1. At the time the court granted judgment on the pleadings, two claims remained at issue: a claim for breach of contract and a claim for breach of the covenant of good faith and fair dealing. The parties are familiar with the facts and procedural history of the case, (see Docket Nos. 16, 29, 36), and the court will not repeat them here.
2. Plaintiff timely appealed the court's Order granting judgment on the pleadings, (Docket No. 37), and that appeal is currently pending before the Ninth Circuit. Although the filing of an appeal typically divests a district court of jurisdiction over the action while the appeal is pending, "the Ninth Circuit has made it clear that district courts retain jurisdiction to decide issues regarding attorney's fees after an appeal is taken." United States v. Real Property Located at 475 Martin Lane, 727 F.Supp.2d 876, 882 (C.D. Cal. 2010) (citing Masalosalo ex rel. Masalosalo v. Stonewall Ins. Co., 718 F.2d 955, 956-57 (9th Cir. 1983)).
3. Defendant has not submitted a Bill of Costs and expressly indicates that it does not seek to recover costs. (McClendon Decl. ¶ 9 (Docket No. 41).)
4. As a preliminary matter, defendant's motion for attorney's fees is timely because defendant moved for fees twenty-eight days after the court denied plaintiff's motion for alter or amend the judgment. See E.D. Cal. L.R. 293(a). Although the court originally granted defendant's motion for judgment on the pleadings on February 24, 2014, the time limit for filing attorney's fees is "tolled pending the outcome of ... motions under Rule 50 or Rule 59 . . . because those motions operate to suspend the finality of the district court's judgment." Bailey v. County of Riverside, 414 F.3d 1023, 1025 (9th Cir. 2005).

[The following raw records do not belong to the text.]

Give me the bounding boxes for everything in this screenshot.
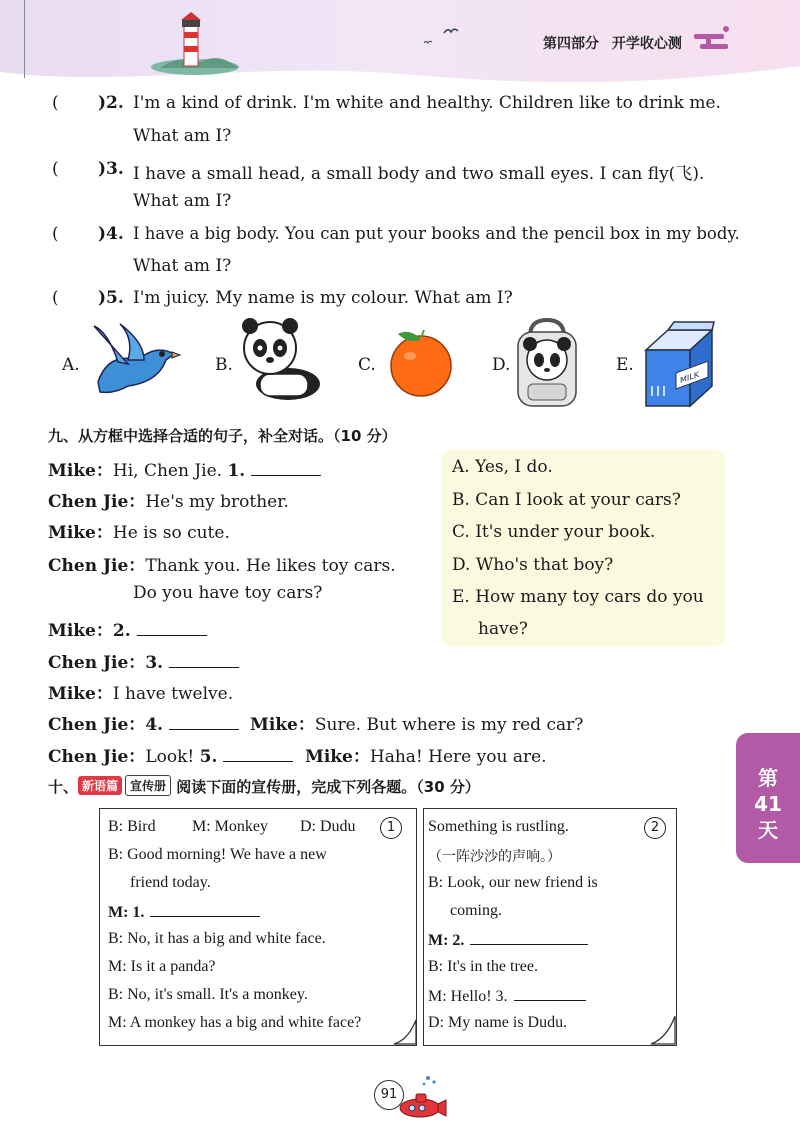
option-b: B. Can I look at your cars? (452, 490, 681, 510)
option-c: C. It's under your book. (452, 522, 656, 542)
blank-number: M: 1. (108, 904, 145, 921)
section-prefix: 十、 (48, 778, 79, 796)
picture-label-d: D. (492, 355, 511, 375)
blank-number: 4. (145, 715, 164, 735)
dialogue-line-1 (48, 456, 321, 481)
brochure-tag: 宣传册 (125, 775, 171, 796)
orange-icon (386, 326, 456, 398)
question-number: )4. (98, 224, 124, 244)
comic-panel-1 (99, 808, 417, 1046)
answer-blank[interactable] (137, 621, 207, 636)
dialogue-text: I have twelve. (112, 684, 234, 704)
picture-label-c: C. (358, 355, 376, 375)
speaker: Chen Jie： (48, 556, 146, 576)
question-text: I'm juicy. My name is my colour. What am I? (133, 288, 513, 308)
blank-number: 3. (145, 653, 164, 673)
speaker: Chen Jie： (48, 653, 146, 673)
banner-wave-decoration (0, 62, 800, 92)
answer-paren[interactable]: ( (52, 224, 59, 244)
page-curl-icon (394, 1020, 416, 1044)
dialogue-line-8 (48, 679, 233, 704)
speaker: Chen Jie： (48, 492, 146, 512)
answer-blank[interactable] (251, 461, 321, 476)
new-passage-tag: 新语篇 (78, 776, 122, 795)
question-text: I have a small head, a small body and two small eyes. I can fly(飞). (133, 164, 705, 184)
speaker: Chen Jie： (48, 747, 146, 767)
lighthouse-icon (150, 12, 240, 74)
question-number: )5. (98, 288, 124, 308)
dialogue-text: He's my brother. (145, 492, 289, 512)
dialogue-line-2 (48, 487, 289, 512)
dialogue-line-9 (48, 710, 239, 735)
section-9-title: 九、从方框中选择合适的句子，补全对话。（10 分） (48, 427, 397, 445)
panda-schoolbag-icon (514, 318, 580, 408)
side-tab-char: 天 (758, 818, 778, 842)
comic-line: M: Is it a panda? (108, 958, 216, 975)
speaker: Mike： (250, 715, 315, 735)
comic-panel-2 (423, 808, 677, 1046)
comic-line: B: Look, our new friend is (428, 874, 598, 891)
options-box (441, 450, 725, 646)
legend-bird: B: Bird (108, 818, 156, 835)
comic-text: M: Hello! 3. (428, 988, 508, 1005)
panel-number-badge: 1 (380, 817, 402, 839)
question-number: )3. (98, 159, 124, 179)
comic-line: friend today. (130, 874, 211, 891)
answer-paren[interactable]: ( (52, 93, 59, 113)
question-text: What am I? (133, 256, 232, 276)
bird-decoration-icon-small (424, 40, 432, 44)
picture-label-a: A. (62, 355, 80, 375)
comic-line-translation: （一阵沙沙的声响。） (428, 849, 561, 865)
question-text: What am I? (133, 126, 232, 146)
question-text: I'm a kind of drink. I'm white and healthy. Children like to drink me. (133, 93, 721, 113)
speaker: Mike： (48, 523, 113, 543)
page-left-rule (24, 0, 25, 78)
dialogue-text: He is so cute. (112, 523, 230, 543)
bird-decoration-icon (444, 27, 458, 35)
comic-line: B: No, it has a big and white face. (108, 930, 326, 947)
side-tab-char: 第 (758, 766, 778, 790)
blank-number: 5. (199, 747, 218, 767)
panel-number-badge: 2 (644, 817, 666, 839)
submarine-icon (398, 1074, 448, 1118)
answer-blank[interactable] (169, 715, 239, 730)
blank-number: 2. (112, 621, 131, 641)
speaker: Mike： (305, 747, 370, 767)
question-number: )2. (98, 93, 124, 113)
page-number: 91 (374, 1080, 404, 1110)
comic-line: B: No, it's small. It's a monkey. (108, 986, 308, 1003)
comic-line: coming. (450, 902, 502, 919)
milk-label: MILK (680, 368, 699, 386)
option-a: A. Yes, I do. (452, 457, 553, 477)
dialogue-text: Do you have toy cars? (133, 583, 323, 603)
speaker: Mike： (48, 684, 113, 704)
answer-blank[interactable] (169, 653, 239, 668)
header-ornament-icon (690, 24, 734, 54)
side-tab-number: 41 (754, 792, 782, 816)
blank-number: 1. (227, 461, 246, 481)
comic-line: B: Good morning! We have a new (108, 846, 327, 863)
dialogue-text: Thank you. He likes toy cars. (145, 556, 396, 576)
picture-label-b: B. (215, 355, 233, 375)
dialogue-line-4 (48, 551, 396, 576)
dialogue-line-3 (48, 518, 230, 543)
comic-line: D: My name is Dudu. (428, 1014, 568, 1031)
picture-label-e: E. (616, 355, 634, 375)
option-e-continued: have? (478, 619, 528, 639)
section-title-text: 阅读下面的宣传册，完成下列各题。（30 分） (176, 778, 480, 796)
section-10-title (48, 775, 480, 797)
comic-line-blank-1 (108, 902, 260, 922)
page-curl-icon (651, 1016, 675, 1044)
dialogue-line-7 (48, 648, 239, 673)
header-section (543, 33, 690, 53)
answer-paren[interactable]: ( (52, 159, 59, 179)
question-text: What am I? (133, 191, 232, 211)
header-part: 第四部分 (543, 36, 599, 52)
dialogue-text: Look! (145, 747, 200, 767)
dialogue-text: Sure. But where is my red car? (314, 715, 584, 735)
comic-line: Something is rustling. (428, 818, 569, 835)
day-side-tab (736, 733, 800, 863)
milk-carton-icon (640, 320, 718, 408)
option-d: D. Who's that boy? (452, 555, 614, 575)
dialogue-text: Hi, Chen Jie. (112, 461, 228, 481)
dialogue-line-9b (250, 710, 583, 735)
speaker: Mike： (48, 461, 113, 481)
question-text: I have a big body. You can put your books and the pencil box in my body. (133, 224, 740, 243)
header-test: 开学收心测 (611, 36, 682, 52)
legend-monkey: M: Monkey (192, 818, 268, 835)
answer-blank[interactable] (223, 747, 293, 762)
comic-line-blank-3 (428, 986, 586, 1006)
dialogue-line-6 (48, 616, 207, 641)
comic-line: M: A monkey has a big and white face? (108, 1014, 362, 1031)
speaker: Mike： (48, 621, 113, 641)
comic-line: B: It's in the tree. (428, 958, 538, 975)
answer-blank[interactable] (470, 930, 588, 945)
answer-blank[interactable] (514, 986, 586, 1001)
blank-number: M: 2. (428, 932, 465, 949)
dialogue-line-5 (133, 583, 322, 603)
legend-dudu: D: Dudu (300, 818, 356, 835)
comic-line-blank-2 (428, 930, 588, 950)
panda-toy-icon (238, 318, 324, 404)
dialogue-text: Haha! Here you are. (369, 747, 547, 767)
dialogue-line-10b (305, 742, 547, 767)
speaker: Chen Jie： (48, 715, 146, 735)
answer-blank[interactable] (150, 902, 260, 917)
answer-paren[interactable]: ( (52, 288, 59, 308)
bird-icon (88, 322, 180, 400)
option-e: E. How many toy cars do you (452, 587, 704, 607)
dialogue-line-10 (48, 742, 293, 767)
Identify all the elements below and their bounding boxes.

Plaintiff asserts that since "[s]tate procedures govern the timing of [an] attorney's fees motion," defendant's motion is untimely because it was filed after the fifteen-day period prescribed by California Rule of Court 3.1700(a). (Pl.'s Opp'n 1-3 (Docket No. 43).) This argument relies on a fundamental misunderstanding of the Erie doctrine, under which "federal courts sitting in diversity apply state substantive law and federal procedural law." Gasperini v. Ctr. for Humanities, Inc., 518 U.S. 415, 427 (1996). The Ninth Circuit has specifically applied the Erie doctrine to hold that in a diversity case, "the procedure for requesting an award of attorney fees," including relevant deadlines for filing a fees motion, "is governed by federal law." Carnes v. Zamani, 488 F.3d 1057, 1059 (9th Cir. 2007) (citing In re Larry's Apartment, L.L.C., 249 F.3d 832, 837-38 (9th Cir. 2001)).

5. Likewise, the Ninth Circuit has held that courts awarding attorney's fees under section 1717 should consider several factors in determining whether to adjust the lodestar, including: (1) the time and labor required, (2) the novelty and difficulty of the questions involved, (3) the skill necessary to perform the legal services properly, (4) the preclusion of other employment by the attorney due to acceptance of the case, (5) the customary fee, (6) whether the fee is fixed or contingent, (7) time limitations imposed by the client or circumstances, (8) the amount involved and the results obtained, (9) the experience, reputation and ability of the attorneys, (10) the "undesirability" of the case, (11) the nature and length of the professional relations with the client, and (12) awards in similar cases.

Lafarge Conseils et Etudes, S.A. v. Kaiser Cement & Gypsum Corp., 791 F.2d 1334, 1341-42 (9th Cir. 1986) (citing Kerr v. Screen Extras Guild, Inc., 526 F.2d 67, 70 (9th Cir. 1975)). The Ninth Circuit has made clear that courts need not explicitly address all twelve factors, id. at 1342, and the inquiry required under Lafarge is therefore materially identical to the inquiry required under Drexler.